Fig. 1b - FPKM scatterplots

Female samples.

Filtering strategy:

Fig. 1c - PCA

All samples, same filtering strategy.

Fig. 1d - Venn diagram

Filtered transcripts expressed in LPS-treated female mice compared to saline, additionally filtered to show genes with log2(fold change) >= 1 & adjusted p value < 0.05.

Fig. 1e - lineplots

Log2(fold change) of selected genes.

top.genes.list <- list(
  "3h" = c("Csf3", "Serpina3g", "Oasl1", "Gvin1", "Il6", "Socs3", "Gpr84"),
  "24h" = c("Timp1", "C3", "Lrg1", "C1ra", "Serping1", "Serpina3m", "Fbln5"),
  "72h" = c("Cybb", "Cxcl13", "Ifi207", "Rac2", "Cd55"),
  "All" = c("Cp", "H2-D1", "Gfap", "Trim30a", "Zbp1", "H2-Q6", "Gbp6")
)

top.genes.lfc <- list()
for (timepoint in names(top.genes.list)) {
  gene.set <- top.genes.list[[timepoint]]
  
  top.genes.3h <- DESeq.result.list[["3h"]][gene.set,]
  top.genes.24h <- DESeq.result.list[["24h"]][gene.set,]
  top.genes.72h <- DESeq.result.list[["72h"]][gene.set,]
  
  rownames(top.genes.3h) <- gene.set
  rownames(top.genes.24h) <- gene.set
  rownames(top.genes.72h) <- gene.set
  
  top.genes.lfc[[timepoint]] <- rbind(
    rownames_to_column(top.genes.3h, "genename") %>% 
      mutate(timepoint = "Saline", log2FoldChange = 0),
    rownames_to_column(top.genes.3h, "genename") %>% mutate(timepoint = "3h"),
    rownames_to_column(top.genes.24h, "genename") %>% mutate(timepoint = "24h"),
    rownames_to_column(top.genes.72h, "genename") %>% mutate(timepoint = "72h")
  ) %>%
    select(genename, log2FoldChange, timepoint) %>%
    mutate(log2FoldChange = replace_na(log2FoldChange, 0))
}

plot.list <- list()
for(plot_name in names(top.genes.lfc)){
  plot.list[[plot_name]] <- ggline(top.genes.lfc[[plot_name]],
       x = "timepoint",
       y = "log2FoldChange",
       color = "genename", point.size  = 1) +
  theme(legend.position = "right") +
  labs(y = "log2 fold (compared to saline)", x = NULL, color = NULL)
}
ggarrange(plotlist = plot.list, labels = names(plot.list), label.x = 0.11)

Fig. 1f - Heatmap

Filtered transcripts expressed in LPS-treated female mice compared to saline, additionally filtered to show genes with log2(fold change) >= 2 & adjusted p value < 0.05.

# HT matrix
zscore<- function(x){
    z<- (x - mean(x)) / sd(x)
    return(z)
}
fpkm.mat.z <- zscore(fpkm.mat.list[["All+male"]])

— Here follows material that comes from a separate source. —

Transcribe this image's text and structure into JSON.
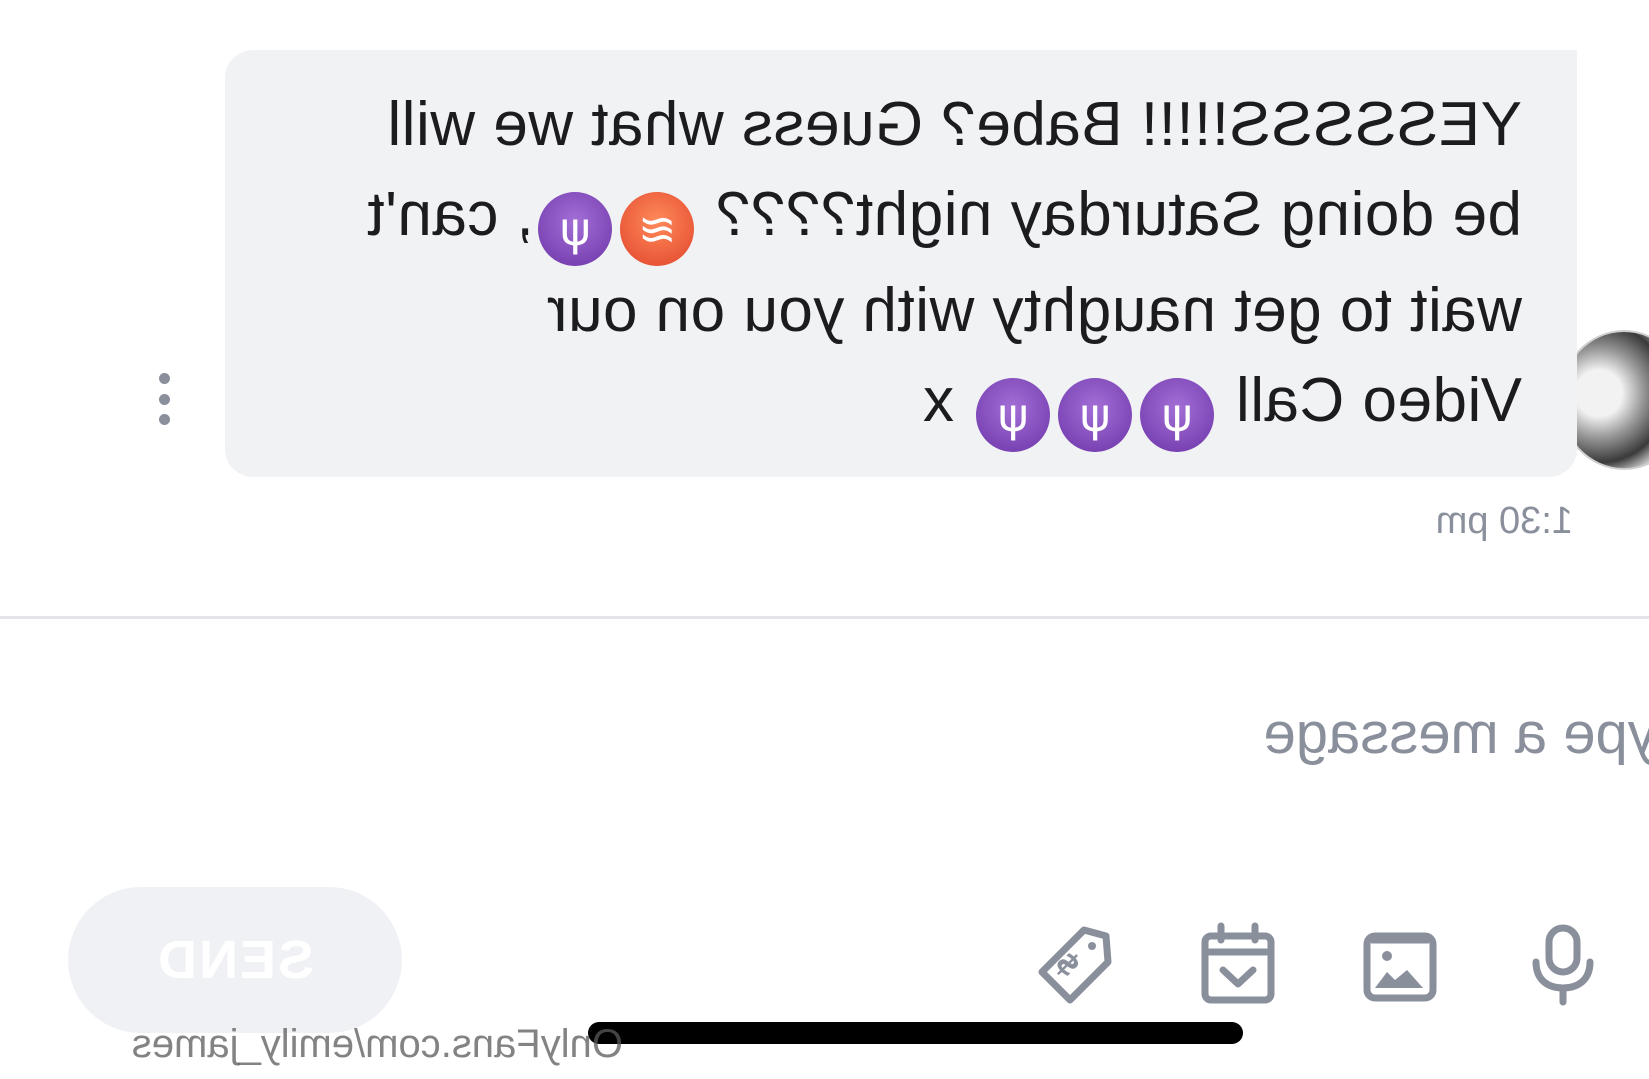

significant.genes <- DESeq.result.list[["All+male"]] %>% 
  filter(log2FoldChange >= 2 & padj < 0.05) %>% 
  arrange(padj) %>% 
  rownames()
fpkm.mat.sig.z <- fpkm.mat.z[significant.genes, rownames(colData)]

# HT annotation
## Samples
sample.names <- colData[colnames(fpkm.mat.sig.z),] %>%
  mutate(
    sample_names = paste(condition4_treatment, condition3_sex, condition5_time, sep = "_"),
    sample_names = factor(sample_names, levels = unique(sample_names))
  ) %>%
  pull(sample_names) %>%
  str_replace_all(., "_", " ") %>%
  str_replace(., "\\s(\\d+h)", " (\\1)")
sample.colors <- unique(sample.names) %>% length() %>%
  RColorBrewer::brewer.pal(., "Set2")
names(sample.colors) <- unique(sample.names)

## Treatment
treatment.names <-
  colData[colnames(fpkm.mat.sig.z),]$condition4_treatment
treatment.colors <- c("gray20", "gray70")
names(treatment.colors) <- unique(treatment.names)

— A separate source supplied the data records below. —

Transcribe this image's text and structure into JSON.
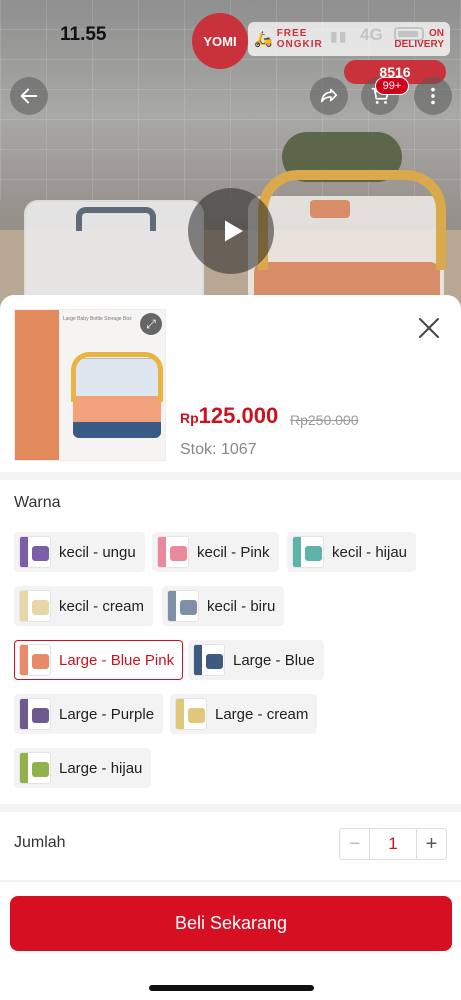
{
  "status_bar": {
    "time": "11.55",
    "network": "4G"
  },
  "header": {
    "brand_logo": "YOMI",
    "promo": {
      "line1": "FREE",
      "line2": "ONGKIR",
      "line3": "ON",
      "line4": "DELIVERY"
    },
    "promo_code": "8516",
    "cart_badge": "99+",
    "icons": {
      "back": "arrow-left-icon",
      "share": "share-icon",
      "cart": "cart-icon",
      "more": "more-vertical-icon",
      "play": "play-icon"
    }
  },
  "sheet": {
    "product": {
      "thumbnail_title": "Large Baby Bottle Storage Box",
      "price_currency": "Rp",
      "price": "125.000",
      "original_price": "Rp250.000",
      "stock_label": "Stok:",
      "stock_value": "1067"
    },
    "variant_label": "Warna",
    "variants": [
      {
        "label": "kecil - ungu",
        "color": "#7b5ea7",
        "selected": false
      },
      {
        "label": "kecil - Pink",
        "color": "#e98a9a",
        "selected": false
      },
      {
        "label": "kecil - hijau",
        "color": "#5fb3a8",
        "selected": false
      },
      {
        "label": "kecil - cream",
        "color": "#e8d6a8",
        "selected": false
      },
      {
        "label": "kecil - biru",
        "color": "#7f8fa6",
        "selected": false
      },
      {
        "label": "Large - Blue Pink",
        "color": "#e98a6a",
        "selected": true
      },
      {
        "label": "Large - Blue",
        "color": "#3d5a80",
        "selected": false
      },
      {
        "label": "Large - Purple",
        "color": "#6f5a8e",
        "selected": false
      },
      {
        "label": "Large - cream",
        "color": "#e0c77a",
        "selected": false
      },
      {
        "label": "Large - hijau",
        "color": "#8fb34a",
        "selected": false
      }
    ],
    "quantity_label": "Jumlah",
    "quantity": "1",
    "minus": "−",
    "plus": "+",
    "buy_button": "Beli Sekarang"
  },
  "colors": {
    "accent": "#c9131e",
    "button": "#d70f23",
    "chip_bg": "#f3f3f3"
  }
}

treatment.groups <- word(colnames(fpkm.mat.sig.z), 2, sep = "_")
treatment.groups <- str_replace(treatment.groups, "Saline", "gray20")
treatment.groups <- str_replace(treatment.groups, "LPS", "gray70")
names(treatment.groups) <- word(colnames(fpkm.mat.sig.z), 2, sep = "_")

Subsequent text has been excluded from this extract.